History of the Labor-Management Relations Act
Enacted June 23, 1947, the Labor-Management Relations Act (informally the Taft-Hartley Act) is a United States federal law that monitors the activities and power of labor unions. The act, still effective, was sponsored by Senator Robert Taft and Representative Fred A. Hartley, Jr. and became law by overriding U.S. President Harry S. Truman's veto on June 23, 1947 ; labor leaders called it the "slave-labor bill," while President Truman argued that it was a "dangerous intrusion on free speech," and that it would "conflict with important principles of our democratic society. " Nevertheless, Truman would subsequently use it 12 times during his presidency. The Taft–Hartley Act amended the National Labor Relations Act (informally, the Wagner Act), which Congress passed in 1935. The principal author of the Taft–Hartley Act was J. Mack Swigert of the Cincinnati law firm Taft, Stettinius & Hollister.
President Harry S. Truman
A portrait of former U.S. President Harry S. Truman who failed in his attempted veto of the 1947 Labor-Management Relations Act.

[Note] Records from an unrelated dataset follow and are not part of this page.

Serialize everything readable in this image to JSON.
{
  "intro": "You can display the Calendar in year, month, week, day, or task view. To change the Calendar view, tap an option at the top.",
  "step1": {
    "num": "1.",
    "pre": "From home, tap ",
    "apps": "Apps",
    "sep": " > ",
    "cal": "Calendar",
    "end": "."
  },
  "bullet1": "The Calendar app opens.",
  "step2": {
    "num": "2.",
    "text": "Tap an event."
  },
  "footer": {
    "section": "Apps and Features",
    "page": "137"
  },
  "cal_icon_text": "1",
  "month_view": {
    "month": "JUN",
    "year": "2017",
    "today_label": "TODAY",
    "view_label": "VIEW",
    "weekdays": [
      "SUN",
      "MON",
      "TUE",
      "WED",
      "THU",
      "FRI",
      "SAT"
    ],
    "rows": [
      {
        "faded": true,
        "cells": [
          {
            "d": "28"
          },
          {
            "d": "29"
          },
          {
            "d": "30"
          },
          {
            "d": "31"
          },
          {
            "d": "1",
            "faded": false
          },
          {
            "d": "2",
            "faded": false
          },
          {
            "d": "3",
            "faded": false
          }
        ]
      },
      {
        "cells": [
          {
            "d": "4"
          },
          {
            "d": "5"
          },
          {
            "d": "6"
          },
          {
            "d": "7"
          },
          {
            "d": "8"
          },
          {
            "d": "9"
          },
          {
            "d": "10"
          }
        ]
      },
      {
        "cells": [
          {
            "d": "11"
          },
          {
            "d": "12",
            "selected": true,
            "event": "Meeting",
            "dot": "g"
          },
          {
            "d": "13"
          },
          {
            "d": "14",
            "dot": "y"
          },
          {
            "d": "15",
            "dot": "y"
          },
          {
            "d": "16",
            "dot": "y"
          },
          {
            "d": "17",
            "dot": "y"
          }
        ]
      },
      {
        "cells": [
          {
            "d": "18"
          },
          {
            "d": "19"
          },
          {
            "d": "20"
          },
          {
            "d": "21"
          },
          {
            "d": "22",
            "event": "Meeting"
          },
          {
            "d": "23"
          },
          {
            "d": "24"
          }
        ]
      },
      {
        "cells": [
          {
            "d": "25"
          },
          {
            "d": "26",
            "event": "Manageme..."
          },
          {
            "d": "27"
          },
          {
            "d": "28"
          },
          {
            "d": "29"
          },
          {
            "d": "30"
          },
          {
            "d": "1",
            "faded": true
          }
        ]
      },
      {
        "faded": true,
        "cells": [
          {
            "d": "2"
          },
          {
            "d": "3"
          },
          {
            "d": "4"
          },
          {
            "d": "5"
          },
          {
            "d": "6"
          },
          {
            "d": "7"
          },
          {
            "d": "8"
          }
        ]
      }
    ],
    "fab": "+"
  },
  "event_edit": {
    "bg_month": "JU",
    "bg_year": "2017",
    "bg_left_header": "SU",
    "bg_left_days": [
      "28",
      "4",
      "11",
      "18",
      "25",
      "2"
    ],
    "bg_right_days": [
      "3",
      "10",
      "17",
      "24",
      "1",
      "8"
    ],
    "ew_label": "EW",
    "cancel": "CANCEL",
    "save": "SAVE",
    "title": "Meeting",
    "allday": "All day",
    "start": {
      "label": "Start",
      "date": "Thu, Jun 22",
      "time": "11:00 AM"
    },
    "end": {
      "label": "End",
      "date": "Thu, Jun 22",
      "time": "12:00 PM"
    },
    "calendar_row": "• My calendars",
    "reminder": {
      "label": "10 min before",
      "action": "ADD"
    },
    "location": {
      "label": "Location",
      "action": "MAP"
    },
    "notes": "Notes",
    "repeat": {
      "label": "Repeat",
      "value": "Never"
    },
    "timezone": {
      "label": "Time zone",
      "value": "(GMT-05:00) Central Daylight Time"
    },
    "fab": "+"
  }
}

Taft–Hartley was one of more than 250 union-related bills pending in both houses of Congress in 1947. As a response to the rising union movement and Cold War hostilities, the bill could be seen as a response by business to the post-World War II labor upsurge of 1946. During the year after D-Day, more than five million American workers were involved in strikes, which lasted on average four times longer than those during the war. The Taft–Hartley Act was seen as a means of demobilizing the labor movement by imposing limits on labor's ability to strike and by prohibiting radicals from their leadership.
Purpose of the Labor-Management Relations Act
The National Labor Relations Act was enacted for a number of reasons, including to promote the full flow of commerce, prescribe the legitimate rights of both employees and employers in their relations affecting commerce, provide orderly and peaceful procedures for preventing the interference by either with the legitimate rights of the other, protect the rights of individual employees in their relations with labor organizations whose activities affect commerce, define and proscribe practices on the part of labor and management which affect commerce and are inimical to the general welfare, and to protect the rights of the public in connection with labor disputes affecting commerce.
The amendments enacted in the Labor Management Relations Act (Taft-Hartley) added a list of prohibited actions, or unfair labor practices, on the part of unions to the NLRA, which had previously only prohibited unfair labor practices committed by employers. The Taft–Hartley Act prohibited jurisdictional strikes, wildcat strikes, solidarity or political strikes, secondary boycotts, secondary and mass picketing, closed shops, and monetary donations by unions to federal political campaigns. It also required union officers to sign non-communist affidavits with the government. Union shops were heavily restricted, and states were allowed to pass right-to-work laws that outlawed closed union shops. Furthermore, the executive branch of the Federal government could obtain legal strikebreaking injunctions if an impending or current strike imperiled the national health or safety, a test that has been interpreted broadly by the courts.